Putnam Health Department won’t appeal sanitarian case
The Putnam County Health Department will not appeal a ruling reinstating a former sanitarian to her job.
But Barbara Koblinsky doesn't yet have a job to go back to. Facing a financial crisis, the Putnam health board has laid off the entire staff.
In a letter regarding Putnam Co. Health Dept. v. Koblinsky, Jennifer Scragg Karr, Putnam County assistant prosecuting attorney, wrote to Mark Barney, an attorney for the Public Employees Union. She said Putnam won't fight the recent order by Circuit Judge Duke Bloom to give Koblinsky her job back.
"As previously expressed to you, the Putnam County Health Department is not appealing Judge Bloom's decision," the letter said. "You and I still need to ascertain the back pay, benefits and interest due Ms. Koblinsky.
"However, there is no position for anyone with the Health Department. All employees were laid off on July 1, 2013. Consequently, were Ms. Koblinsky an employee on said date or entitled by Court Order to be reinstated, she would only have been reinstated up to July 1, 2013."
"The former employees of the Health Department have been given special status with the WV Division of Personnel in hiring for State positions because they were laid off. Please let me know if your client would like to be added to their list of laid off Health Department employees in order to gain better standing when seeking State positions," the letter read.
Koblinsky, 52, was first fired for insubordination in February 2010 after about two years with the health department. Her superiors said she refused to meet with them for a disciplinary meeting without a union representative present.
Under state law, all public employees who belong to the union are allowed to have a representative present for disciplinary meetings.
Koblinsky maintained she was targeted and bullied on the job for her opposition to a strict rabies policy.

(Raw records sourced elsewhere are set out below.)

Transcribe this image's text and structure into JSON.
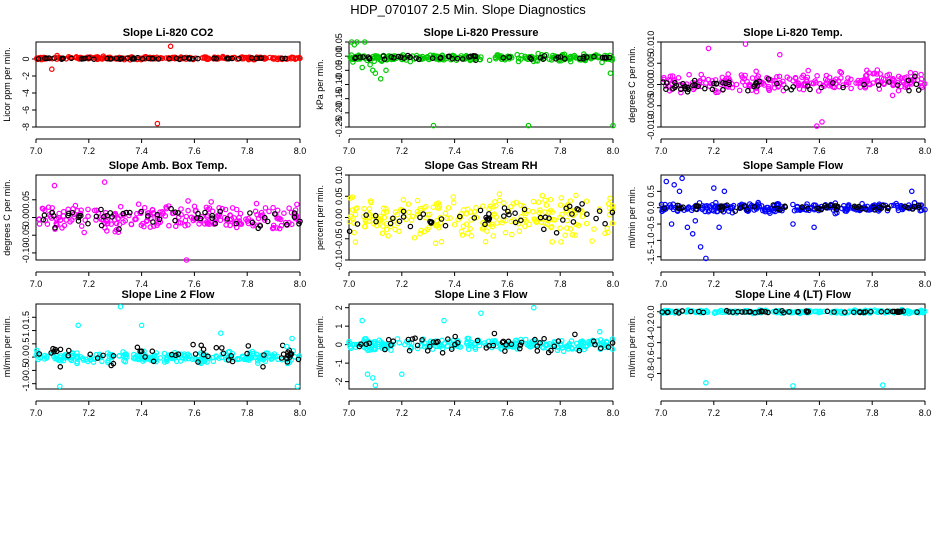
{
  "title": "HDP_070107  2.5 Min. Slope Diagnostics",
  "chart_data": [
    {
      "type": "scatter",
      "title": "Slope Li-820 CO2",
      "ylabel": "Licor ppm per min.",
      "xlabel": "",
      "xlim": [
        7.0,
        8.0
      ],
      "ylim": [
        -8,
        2
      ],
      "xticks": [
        7.0,
        7.2,
        7.4,
        7.6,
        7.8,
        8.0
      ],
      "xtick_labels": [
        "7.0",
        "7.2",
        "7.4",
        "7.6",
        "7.8",
        "8.0"
      ],
      "yticks": [
        -8,
        -6,
        -4,
        -2,
        0
      ],
      "ytick_labels": [
        "-8",
        "-6",
        "-4",
        "-2",
        "0"
      ],
      "primary_color": "#ff0000",
      "band": {
        "center": 0.1,
        "spread": 0.25
      },
      "secondary_band": {
        "center": 0.05,
        "spread": 0.15
      },
      "points": [
        [
          7.06,
          -1.2
        ],
        [
          7.46,
          -7.6
        ],
        [
          7.51,
          1.5
        ],
        [
          7.08,
          0.4
        ]
      ]
    },
    {
      "type": "scatter",
      "title": "Slope Li-820 Pressure",
      "ylabel": "kPa per min.",
      "xlabel": "",
      "xlim": [
        7.0,
        8.0
      ],
      "ylim": [
        -0.25,
        0.05
      ],
      "xticks": [
        7.0,
        7.2,
        7.4,
        7.6,
        7.8,
        8.0
      ],
      "xtick_labels": [
        "7.0",
        "7.2",
        "7.4",
        "7.6",
        "7.8",
        "8.0"
      ],
      "yticks": [
        -0.25,
        -0.2,
        -0.15,
        -0.1,
        -0.05,
        0.0,
        0.05
      ],
      "ytick_labels": [
        "-0.25",
        "-0.20",
        "-0.15",
        "-0.10",
        "-0.05",
        "0.00",
        "0.05"
      ],
      "primary_color": "#00cc00",
      "band": {
        "center": -0.005,
        "spread": 0.018
      },
      "secondary_band": {
        "center": -0.005,
        "spread": 0.012
      },
      "points": [
        [
          7.03,
          0.06
        ],
        [
          7.06,
          0.05
        ],
        [
          7.02,
          0.04
        ],
        [
          7.08,
          -0.03
        ],
        [
          7.1,
          -0.06
        ],
        [
          7.12,
          -0.08
        ],
        [
          7.09,
          -0.05
        ],
        [
          7.05,
          -0.04
        ],
        [
          7.14,
          -0.05
        ],
        [
          7.32,
          -0.245
        ],
        [
          7.68,
          -0.245
        ],
        [
          8.0,
          -0.245
        ],
        [
          7.99,
          -0.06
        ],
        [
          7.01,
          0.05
        ]
      ]
    },
    {
      "type": "scatter",
      "title": "Slope Li-820 Temp.",
      "ylabel": "degrees C per min.",
      "xlabel": "",
      "xlim": [
        7.0,
        8.0
      ],
      "ylim": [
        -0.01,
        0.01
      ],
      "xticks": [
        7.0,
        7.2,
        7.4,
        7.6,
        7.8,
        8.0
      ],
      "xtick_labels": [
        "7.0",
        "7.2",
        "7.4",
        "7.6",
        "7.8",
        "8.0"
      ],
      "yticks": [
        -0.01,
        -0.005,
        0.0,
        0.005,
        0.01
      ],
      "ytick_labels": [
        "-0.010",
        "-0.005",
        "0.000",
        "0.005",
        "0.010"
      ],
      "primary_color": "#ff00ff",
      "band": {
        "center": 0.0005,
        "spread": 0.0035
      },
      "secondary_band": {
        "center": 0.0,
        "spread": 0.0025
      },
      "points": [
        [
          7.32,
          0.0095
        ],
        [
          7.59,
          -0.0098
        ],
        [
          7.61,
          -0.0088
        ],
        [
          7.18,
          0.0085
        ],
        [
          7.45,
          0.007
        ]
      ]
    },
    {
      "type": "scatter",
      "title": "Slope Amb. Box Temp.",
      "ylabel": "degrees C per min.",
      "xlabel": "",
      "xlim": [
        7.0,
        8.0
      ],
      "ylim": [
        -0.12,
        0.12
      ],
      "xticks": [
        7.0,
        7.2,
        7.4,
        7.6,
        7.8,
        8.0
      ],
      "xtick_labels": [
        "7.0",
        "7.2",
        "7.4",
        "7.6",
        "7.8",
        "8.0"
      ],
      "yticks": [
        -0.1,
        -0.05,
        0.0,
        0.05
      ],
      "ytick_labels": [
        "-0.10",
        "-0.05",
        "0.00",
        "0.05"
      ],
      "primary_color": "#ff00ff",
      "band": {
        "center": 0.0,
        "spread": 0.055
      },
      "secondary_band": {
        "center": 0.0,
        "spread": 0.04
      },
      "points": [
        [
          7.26,
          0.1
        ],
        [
          7.57,
          -0.125
        ],
        [
          7.07,
          0.09
        ]
      ]
    },
    {
      "type": "scatter",
      "title": "Slope Gas Stream RH",
      "ylabel": "percent per min.",
      "xlabel": "",
      "xlim": [
        7.0,
        8.0
      ],
      "ylim": [
        -0.1,
        0.1
      ],
      "xticks": [
        7.0,
        7.2,
        7.4,
        7.6,
        7.8,
        8.0
      ],
      "xtick_labels": [
        "7.0",
        "7.2",
        "7.4",
        "7.6",
        "7.8",
        "8.0"
      ],
      "yticks": [
        -0.1,
        -0.05,
        0.0,
        0.05,
        0.1
      ],
      "ytick_labels": [
        "-0.10",
        "-0.05",
        "0.00",
        "0.05",
        "0.10"
      ],
      "primary_color": "#ffff00",
      "band": {
        "center": 0.0,
        "spread": 0.07
      },
      "secondary_band": {
        "center": 0.0,
        "spread": 0.045
      },
      "points": []
    },
    {
      "type": "scatter",
      "title": "Slope Sample Flow",
      "ylabel": "ml/min per min.",
      "xlabel": "",
      "xlim": [
        7.0,
        8.0
      ],
      "ylim": [
        -1.6,
        1.0
      ],
      "xticks": [
        7.0,
        7.2,
        7.4,
        7.6,
        7.8,
        8.0
      ],
      "xtick_labels": [
        "7.0",
        "7.2",
        "7.4",
        "7.6",
        "7.8",
        "8.0"
      ],
      "yticks": [
        -1.5,
        -1.0,
        -0.5,
        0.0,
        0.5
      ],
      "ytick_labels": [
        "-1.5",
        "-1.0",
        "-0.5",
        "0.0",
        "0.5"
      ],
      "primary_color": "#0000ff",
      "band": {
        "center": 0.0,
        "spread": 0.22
      },
      "secondary_band": {
        "center": 0.0,
        "spread": 0.15
      },
      "points": [
        [
          7.02,
          0.8
        ],
        [
          7.05,
          0.7
        ],
        [
          7.08,
          0.9
        ],
        [
          7.1,
          -0.6
        ],
        [
          7.12,
          -0.8
        ],
        [
          7.15,
          -1.2
        ],
        [
          7.17,
          -1.55
        ],
        [
          7.04,
          -0.5
        ],
        [
          7.2,
          0.6
        ],
        [
          7.07,
          0.5
        ],
        [
          7.13,
          -0.4
        ],
        [
          7.22,
          -0.6
        ],
        [
          7.24,
          0.5
        ],
        [
          7.5,
          -0.5
        ],
        [
          7.58,
          -0.6
        ],
        [
          7.95,
          0.5
        ]
      ]
    },
    {
      "type": "scatter",
      "title": "Slope Line 2 Flow",
      "ylabel": "ml/min per min.",
      "xlabel": "",
      "xlim": [
        7.0,
        8.0
      ],
      "ylim": [
        -1.2,
        2.0
      ],
      "xticks": [
        7.0,
        7.2,
        7.4,
        7.6,
        7.8,
        8.0
      ],
      "xtick_labels": [
        "7.0",
        "7.2",
        "7.4",
        "7.6",
        "7.8",
        "8.0"
      ],
      "yticks": [
        -1.0,
        -0.5,
        0.0,
        0.5,
        1.0,
        1.5
      ],
      "ytick_labels": [
        "-1.0",
        "-0.5",
        "0.0",
        "0.5",
        "1.0",
        "1.5"
      ],
      "primary_color": "#00ffff",
      "band": {
        "center": 0.0,
        "spread": 0.3
      },
      "secondary_band": {
        "center": 0.1,
        "spread": 0.55
      },
      "points": [
        [
          7.09,
          -1.1
        ],
        [
          7.32,
          1.9
        ],
        [
          7.16,
          1.2
        ],
        [
          7.99,
          -1.1
        ],
        [
          7.7,
          0.9
        ],
        [
          7.4,
          1.2
        ],
        [
          7.97,
          0.7
        ],
        [
          7.95,
          0.4
        ]
      ]
    },
    {
      "type": "scatter",
      "title": "Slope Line 3 Flow",
      "ylabel": "ml/min per min.",
      "xlabel": "",
      "xlim": [
        7.0,
        8.0
      ],
      "ylim": [
        -2.4,
        2.2
      ],
      "xticks": [
        7.0,
        7.2,
        7.4,
        7.6,
        7.8,
        8.0
      ],
      "xtick_labels": [
        "7.0",
        "7.2",
        "7.4",
        "7.6",
        "7.8",
        "8.0"
      ],
      "yticks": [
        -2,
        -1,
        0,
        1,
        2
      ],
      "ytick_labels": [
        "-2",
        "-1",
        "0",
        "1",
        "2"
      ],
      "primary_color": "#00ffff",
      "band": {
        "center": 0.0,
        "spread": 0.45
      },
      "secondary_band": {
        "center": 0.0,
        "spread": 0.7
      },
      "points": [
        [
          7.1,
          -2.2
        ],
        [
          7.09,
          -1.8
        ],
        [
          7.07,
          -1.6
        ],
        [
          7.05,
          1.3
        ],
        [
          7.5,
          1.7
        ],
        [
          7.7,
          2.0
        ],
        [
          7.36,
          1.3
        ],
        [
          7.2,
          -1.6
        ],
        [
          7.95,
          0.7
        ]
      ]
    },
    {
      "type": "scatter",
      "title": "Slope Line 4 (LT) Flow",
      "ylabel": "ml/min per min.",
      "xlabel": "",
      "xlim": [
        7.0,
        8.0
      ],
      "ylim": [
        -1.0,
        0.1
      ],
      "xticks": [
        7.0,
        7.2,
        7.4,
        7.6,
        7.8,
        8.0
      ],
      "xtick_labels": [
        "7.0",
        "7.2",
        "7.4",
        "7.6",
        "7.8",
        "8.0"
      ],
      "yticks": [
        -0.8,
        -0.6,
        -0.4,
        -0.2,
        0.0
      ],
      "ytick_labels": [
        "-0.8",
        "-0.6",
        "-0.4",
        "-0.2",
        "0.0"
      ],
      "primary_color": "#00ffff",
      "band": {
        "center": 0.0,
        "spread": 0.03
      },
      "secondary_band": {
        "center": 0.0,
        "spread": 0.02
      },
      "points": [
        [
          7.17,
          -0.92
        ],
        [
          7.5,
          -0.96
        ],
        [
          7.84,
          -0.95
        ]
      ]
    }
  ]
}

She believed that policy led to the unnecessary deaths of several county residents' beloved pets. Although she had to enforce it, she also petitioned for the policy to be changed.
The policy has since been terminated and Putnam County now follows the state's policy for rabies quarantines.
She filed a grievance and won her job back in late 2010, but the health department's administration appealed the ruling in Circuit Court, where the case remained until the recent ruling by Bloom.
"I am very happy that it is finally over with and the Putnam County Health Department Board of Health has agreed not to appeal Judge Bloom's decision," Koblinsky said. "I believe they are attempting to make things right now, and that they realize that I was a victim."
Barney represented Koblinsky in Circuit Court, as her union representative was not an attorney. Gordon Simmons, Koblinsky's representative with the West Virginia Public Workers Union, said in typical wrongful termination cases, the employee is reinstated.
In Bloom's order, Koblinsky is also entitled to a year of back pay, about $25,000. Koblinsky said she plans to seek unemployment benefits.
"I would love to have my job back at this point, if not working for the Putnam County Health Department, perhaps working in Putnam County for the Kanawha-Charleston Health Department," Koblinsky said.
"I always viewed my job as that of a public servant. I enjoyed educating and working with the public during my inspections. I always explained to them why the food safety rules were important and worked with them on how to correct problems.
"I believe people have to want to change their behavior and that cannot happen if the health department is viewed as the enemy. People always need to be treated with respect and dignity, and that is something that I didn't see happening under the past administration, and that is what I stood against."
Attorney fees for the appeal are chief among the causes officials cite for the health department's recent financial turmoil. Faced with stacks of unpaid bills, board of health members voted in June to lay off the entire staff and contract services through the Kanawha-Charleston Health Department.
Putnam County Commission President Joe Haynes said former administrator Jackie Fleshman paid the attorney fees to fight Koblinsky's appeal before any other payments — including rent for the health department's headquarters.
He said the fees "got completely out of hand before the board was aware of it." The health department ended the fiscal year 2013 more than $400,000 in debt.
Lolita Kirk, administrator at the Putnam County Health Department, declined to comment on the situation because it is a personnel matter.